Welcome to our special section, Thrive on Campus, devoted to covering the urgent issue of mental health among college and university students from all angles. If you are a college student, we invite you to apply to be an Editor-at-Large, or to simply contribute (please tag your pieces ThriveOnCampus). We welcome faculty, clinicians, and graduates to contribute as well. Read more here.
Feelings of isolation and stress when paired with the pressures of finding your identity can make the transition to adulthood and independence very difficult for many college students. The prescribed advice is most frequently to reach out for professional help, and most universities provide competent counseling staff to facilitate this process for students, however, what are students to do when they feel as though the counselors provided to them don’t reflect their cultural background and cannot understand their experiences?

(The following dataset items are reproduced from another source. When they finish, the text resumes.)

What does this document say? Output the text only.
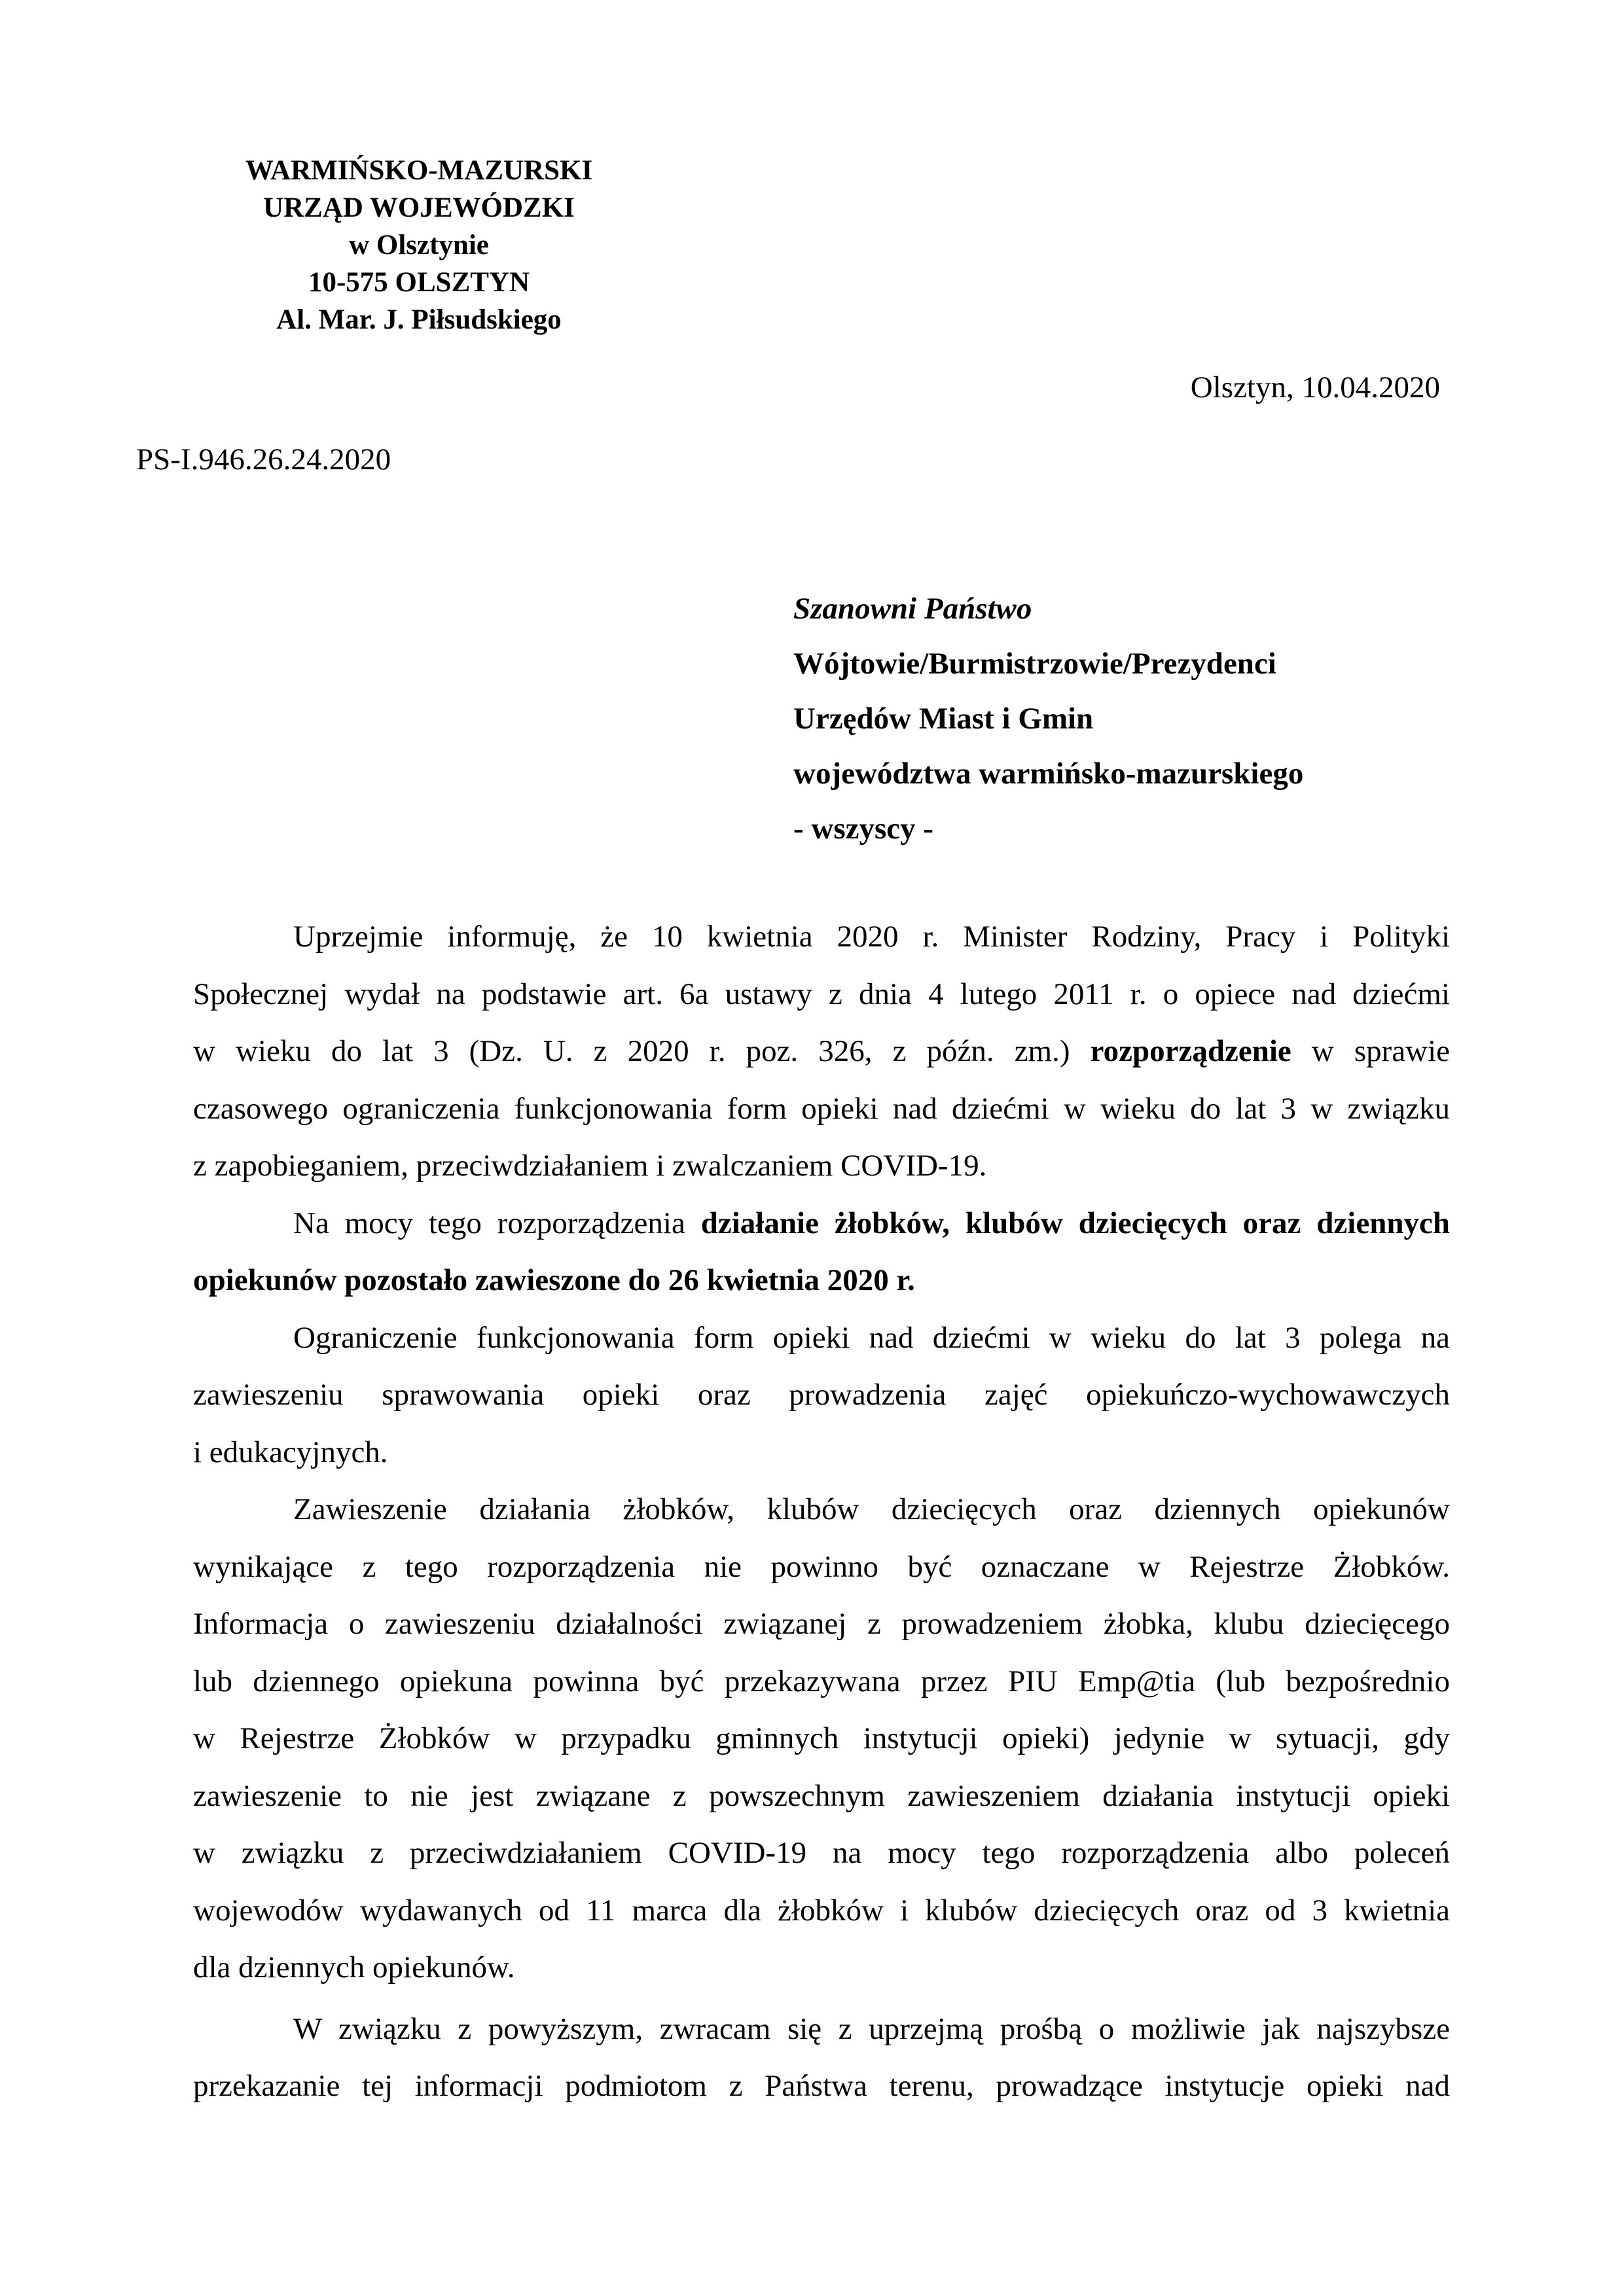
WARMIŃSKO-MAZURSKI
URZĄD WOJEWÓDZKI
w Olsztynie
10-575 OLSZTYN
Al. Mar. J. Piłsudskiego
Olsztyn, 10.04.2020
PS-I.946.26.24.2020
Szanowni Państwo
Wójtowie/Burmistrzowie/Prezydenci
Urzędów Miast i Gmin
województwa warmińsko-mazurskiego
- wszyscy -
Uprzejmie informuję, że 10 kwietnia 2020 r. Minister Rodziny, Pracy i Polityki
Społecznej wydał na podstawie art. 6a ustawy z dnia 4 lutego 2011 r. o opiece nad dziećmi
w wieku do lat 3 (Dz. U. z 2020 r. poz. 326, z późn. zm.) rozporządzenie w sprawie
czasowego ograniczenia funkcjonowania form opieki nad dziećmi w wieku do lat 3 w związku
z zapobieganiem, przeciwdziałaniem i zwalczaniem COVID-19.
Na mocy tego rozporządzenia działanie żłobków, klubów dziecięcych oraz dziennych
opiekunów pozostało zawieszone do 26 kwietnia 2020 r.
Ograniczenie funkcjonowania form opieki nad dziećmi w wieku do lat 3 polega na
zawieszeniu sprawowania opieki oraz prowadzenia zajęć opiekuńczo-wychowawczych
i edukacyjnych.
Zawieszenie działania żłobków, klubów dziecięcych oraz dziennych opiekunów
wynikające z tego rozporządzenia nie powinno być oznaczane w Rejestrze Żłobków.
Informacja o zawieszeniu działalności związanej z prowadzeniem żłobka, klubu dziecięcego
lub dziennego opiekuna powinna być przekazywana przez PIU Emp@tia (lub bezpośrednio
w Rejestrze Żłobków w przypadku gminnych instytucji opieki) jedynie w sytuacji, gdy
zawieszenie to nie jest związane z powszechnym zawieszeniem działania instytucji opieki
w związku z przeciwdziałaniem COVID-19 na mocy tego rozporządzenia albo poleceń
wojewodów wydawanych od 11 marca dla żłobków i klubów dziecięcych oraz od 3 kwietnia
dla dziennych opiekunów.
W związku z powyższym, zwracam się z uprzejmą prośbą o możliwie jak najszybsze
przekazanie tej informacji podmiotom z Państwa terenu, prowadzące instytucje opieki nad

I experienced this first hand when I went to the counseling department at my school to talk about my feelings of exclusion from the ssocial culture on campus. At my school, nearly 70 percent of eligible students are affiliated in Greek Houses, making Greek Life a dominating social force, however, the numbers of black and non-black POCs are alarmingly low. I wanted to speak to someone about how this made me question my sense of belonging at my school, but when I reported to my appointment, I felt uncomfortable explaining the situation to the white male sitting across from me who frankly could not understand what it was like to feel excluded on the basis of your race. It ended up being a pretty unproductive session.
I was fortunate that I was able to find a psychologist I related to a lot more at my school, but this is not always the outcome for many students of racial and religious minority status. It is easy to feel defeated and give up after a counseling failure — especially given that in communities of color like the African-American one to which I belong, there is often stigma against mental health issues, particularly in men, leaving far too many students with no one they feel comfortable talking to.
Here are some tips for students looking for people of color or a culturally competent psychologist to talk to:
1. There is nothing wrong with asking if a therapist has seen patients of your ethnic background before.
If they have experience talking about the issues that others in your community struggle with, it might be easier for them to understand without you having to explain and justify everything.
2. Consider talking to psychology graduate students.
While professional counseling is always recommended first, if you don’t feel comfortable talking to your school’s staff this might be a good option. Graduate students have gone through a lot of training and are looking for experience talking to patients. They will also understand the pressures of schoolwork, and it is likely that there will be enough students of color that you can find one that you share a cultural background with.
3. Ask those around you for recommendations.
You might find yourself more comfortable telling your friends you are struggling without delving into the specifics. You would be surprised how many people have been through similar situations, so asking if they know any good therapists is a great way to clue them in on what you’re dealing with, while potentially shortening your search for a psychologist.
4. Talk to you an RA.
While RAs have no professional training, they are expected to be a resource for students with concerns. If they cannot help you, they can at least redirect you to other resources.
5. Consider using a directory.
If the previous options do not work for you and you are able and willing to seek therapists outside of your school, sites like Muslim Mental Health and Therapy for Black Girls will offer you a list of therapists in your area that fit the description you are looking for.